Nearly all the countries experiencing acute food insecurity are affected by conflict and armed violence. These countries will never eliminate hunger unless peaceful solutions are found.

I am particularly concerned about two situations:

In Yemen, the situation is desperate. If we do not act, this may become the worst famine the world has seen in decades. After six years of armed conflict, the civilian population has little resilience left.

More than 16 million people are food insecure. Nearly 2.3 million children under the age of five are at risk of malnutrition. This situation is first and foremost man-made. Only an inclusive, politically negotiated solution can bring this crisis to an end.

The crisis in Ethiopia’s Tigray, continues to deteriorate. There is widespread food insecurity, and reports of starvation. Systematic looting and destruction of food, crops and agricultural equipment is cause for great concern. As Under-Secretary-General Lowcock warned last week, if food does not get through and there is no agricultural revival, there is a possible risk of famine.


The Security Council must speak out with one voice - against violations of international humanitarian law, including obstruction of humanitarian assistance or access and the use of starvation of civilians as a method of warfare.

Accountability must be ensured. Our response to such violations could include imposing targeted sanctions, where relevant and appropriate. We urge States parties to the ICC Statute to ratify or accept the recent amendment concerning the war crime of starvation in non-international armed conflicts without delay.
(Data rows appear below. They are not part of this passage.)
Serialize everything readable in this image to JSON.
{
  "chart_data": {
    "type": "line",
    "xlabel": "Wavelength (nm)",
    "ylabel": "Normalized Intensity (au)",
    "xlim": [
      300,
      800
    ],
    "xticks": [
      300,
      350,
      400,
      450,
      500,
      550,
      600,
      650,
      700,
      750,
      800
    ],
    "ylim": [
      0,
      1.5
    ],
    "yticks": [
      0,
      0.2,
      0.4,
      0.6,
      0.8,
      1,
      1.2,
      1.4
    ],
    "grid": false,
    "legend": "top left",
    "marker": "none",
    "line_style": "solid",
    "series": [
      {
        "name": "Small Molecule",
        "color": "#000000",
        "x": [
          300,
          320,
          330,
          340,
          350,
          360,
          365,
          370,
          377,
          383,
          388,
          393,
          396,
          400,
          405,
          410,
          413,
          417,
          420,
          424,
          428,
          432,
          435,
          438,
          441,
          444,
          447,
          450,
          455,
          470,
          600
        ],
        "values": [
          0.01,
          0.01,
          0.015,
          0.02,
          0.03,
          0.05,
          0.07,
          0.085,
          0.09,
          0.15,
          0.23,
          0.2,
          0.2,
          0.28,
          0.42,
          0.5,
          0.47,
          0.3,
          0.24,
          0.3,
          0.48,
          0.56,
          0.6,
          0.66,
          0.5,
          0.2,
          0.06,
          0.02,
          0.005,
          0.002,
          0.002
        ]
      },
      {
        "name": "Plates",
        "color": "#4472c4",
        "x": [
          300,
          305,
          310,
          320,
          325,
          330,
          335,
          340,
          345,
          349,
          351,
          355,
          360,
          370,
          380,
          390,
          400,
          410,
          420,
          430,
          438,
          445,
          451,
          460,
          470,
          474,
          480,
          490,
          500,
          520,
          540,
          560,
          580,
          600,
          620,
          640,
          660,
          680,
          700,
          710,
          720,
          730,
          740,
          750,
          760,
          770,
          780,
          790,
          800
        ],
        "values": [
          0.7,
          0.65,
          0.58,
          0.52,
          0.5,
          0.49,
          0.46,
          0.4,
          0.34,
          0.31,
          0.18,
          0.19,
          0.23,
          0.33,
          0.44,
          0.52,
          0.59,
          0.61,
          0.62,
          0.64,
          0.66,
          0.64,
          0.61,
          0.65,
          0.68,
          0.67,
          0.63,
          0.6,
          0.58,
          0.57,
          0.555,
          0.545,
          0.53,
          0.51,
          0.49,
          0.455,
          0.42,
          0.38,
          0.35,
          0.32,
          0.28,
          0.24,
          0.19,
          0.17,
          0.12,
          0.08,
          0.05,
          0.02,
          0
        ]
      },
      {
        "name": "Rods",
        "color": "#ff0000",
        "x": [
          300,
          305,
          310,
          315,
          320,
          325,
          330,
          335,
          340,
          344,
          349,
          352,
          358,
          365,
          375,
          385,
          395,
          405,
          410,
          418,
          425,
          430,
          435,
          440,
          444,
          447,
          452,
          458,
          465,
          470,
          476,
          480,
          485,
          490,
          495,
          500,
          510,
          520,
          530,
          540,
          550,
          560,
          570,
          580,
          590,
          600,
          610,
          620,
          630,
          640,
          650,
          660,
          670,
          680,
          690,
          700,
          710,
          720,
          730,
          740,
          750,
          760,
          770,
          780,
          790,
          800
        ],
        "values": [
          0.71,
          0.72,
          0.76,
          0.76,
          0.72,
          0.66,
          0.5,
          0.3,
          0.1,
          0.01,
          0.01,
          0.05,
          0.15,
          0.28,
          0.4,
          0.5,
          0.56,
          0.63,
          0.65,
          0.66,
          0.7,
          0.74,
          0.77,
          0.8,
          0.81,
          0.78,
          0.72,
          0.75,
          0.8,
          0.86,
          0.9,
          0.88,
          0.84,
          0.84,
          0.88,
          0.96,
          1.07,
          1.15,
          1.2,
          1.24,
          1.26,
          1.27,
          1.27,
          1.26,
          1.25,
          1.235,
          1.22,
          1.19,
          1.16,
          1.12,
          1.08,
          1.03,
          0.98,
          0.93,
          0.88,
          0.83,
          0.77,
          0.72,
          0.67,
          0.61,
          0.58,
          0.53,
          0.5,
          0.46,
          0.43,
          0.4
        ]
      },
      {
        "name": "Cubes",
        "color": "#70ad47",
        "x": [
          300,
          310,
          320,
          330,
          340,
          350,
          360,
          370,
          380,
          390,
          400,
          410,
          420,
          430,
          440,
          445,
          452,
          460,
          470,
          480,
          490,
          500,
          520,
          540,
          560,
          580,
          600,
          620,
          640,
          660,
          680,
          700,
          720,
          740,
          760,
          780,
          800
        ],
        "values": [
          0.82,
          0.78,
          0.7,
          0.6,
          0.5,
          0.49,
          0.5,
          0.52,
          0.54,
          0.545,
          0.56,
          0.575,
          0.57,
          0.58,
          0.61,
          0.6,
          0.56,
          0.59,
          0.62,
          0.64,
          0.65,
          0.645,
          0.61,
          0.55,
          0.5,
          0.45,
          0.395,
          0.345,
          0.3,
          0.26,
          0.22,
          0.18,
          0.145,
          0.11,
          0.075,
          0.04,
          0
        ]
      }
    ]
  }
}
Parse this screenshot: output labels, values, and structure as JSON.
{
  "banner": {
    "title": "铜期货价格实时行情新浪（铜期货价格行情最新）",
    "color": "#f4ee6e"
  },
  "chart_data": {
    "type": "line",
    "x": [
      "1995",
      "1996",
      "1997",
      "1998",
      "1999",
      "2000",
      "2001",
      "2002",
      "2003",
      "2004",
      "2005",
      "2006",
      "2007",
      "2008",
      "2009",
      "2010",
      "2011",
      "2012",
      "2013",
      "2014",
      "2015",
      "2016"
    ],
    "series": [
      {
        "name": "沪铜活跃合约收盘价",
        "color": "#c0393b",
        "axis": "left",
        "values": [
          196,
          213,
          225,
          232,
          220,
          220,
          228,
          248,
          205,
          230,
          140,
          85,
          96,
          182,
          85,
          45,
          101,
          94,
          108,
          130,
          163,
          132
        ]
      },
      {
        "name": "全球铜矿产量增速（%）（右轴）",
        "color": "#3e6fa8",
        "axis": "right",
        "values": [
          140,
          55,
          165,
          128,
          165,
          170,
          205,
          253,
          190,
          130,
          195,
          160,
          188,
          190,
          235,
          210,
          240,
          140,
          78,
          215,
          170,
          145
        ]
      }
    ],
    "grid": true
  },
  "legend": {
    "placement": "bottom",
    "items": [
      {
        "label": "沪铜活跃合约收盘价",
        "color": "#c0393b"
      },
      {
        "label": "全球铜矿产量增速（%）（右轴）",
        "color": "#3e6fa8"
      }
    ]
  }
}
Those with influence over parties to armed conflict must demand that the parties abide by International Humanitarian Law. Most hunger stems from politics. We need political will and political solutions.

The Council and its members must follow up more firmly and consistently when the Secretary-General activates the early-warning mechanism in situations of risk of famine and widespread food insecurity. We welcome further discussions on how to achieve this.

The task force suggested by the Secretary General earlier today seems like a good way to proceed.

The word famine should be enough to trigger alarm bells. Yet, millions of people live under famine-like conditions or in areas where the lack of food over time is bringing devastation and death.

But declaration of famine does not tell the whole story. As we all know, famine has never officially been declared in countries like Yemen, yet hunger is causing enormous humanitarian suffering.

Protecting civilians must be at the core of all our interventions, with priority given to the most vulnerable. Lack of protection fuels conflict, displacement and mistrust.


The Security Council has a Charter-based mandate to prevent conflict by peaceful means. We must pursue all possible avenues – both in preventing conflicts and bringing them to an end. The importance of the entire UN system, including the World Food Programme and the Food and Agriculture Organisation, cannot be overstated in this context.

We must build resilience in local communities so that they can better withstand crises.

We must take a more strategic approach as donors and test out smarter means of funding, making wider use of multi-year and multi-sector funding.

We must act immediately when we hear early warnings. While at the same time - continuing to work to remove the reasons for early warnings.


700 million people depend on us - turning our words into action.

The children in Yemen are crying out - crying for peace and food security.

If we don't act now, it will be too late.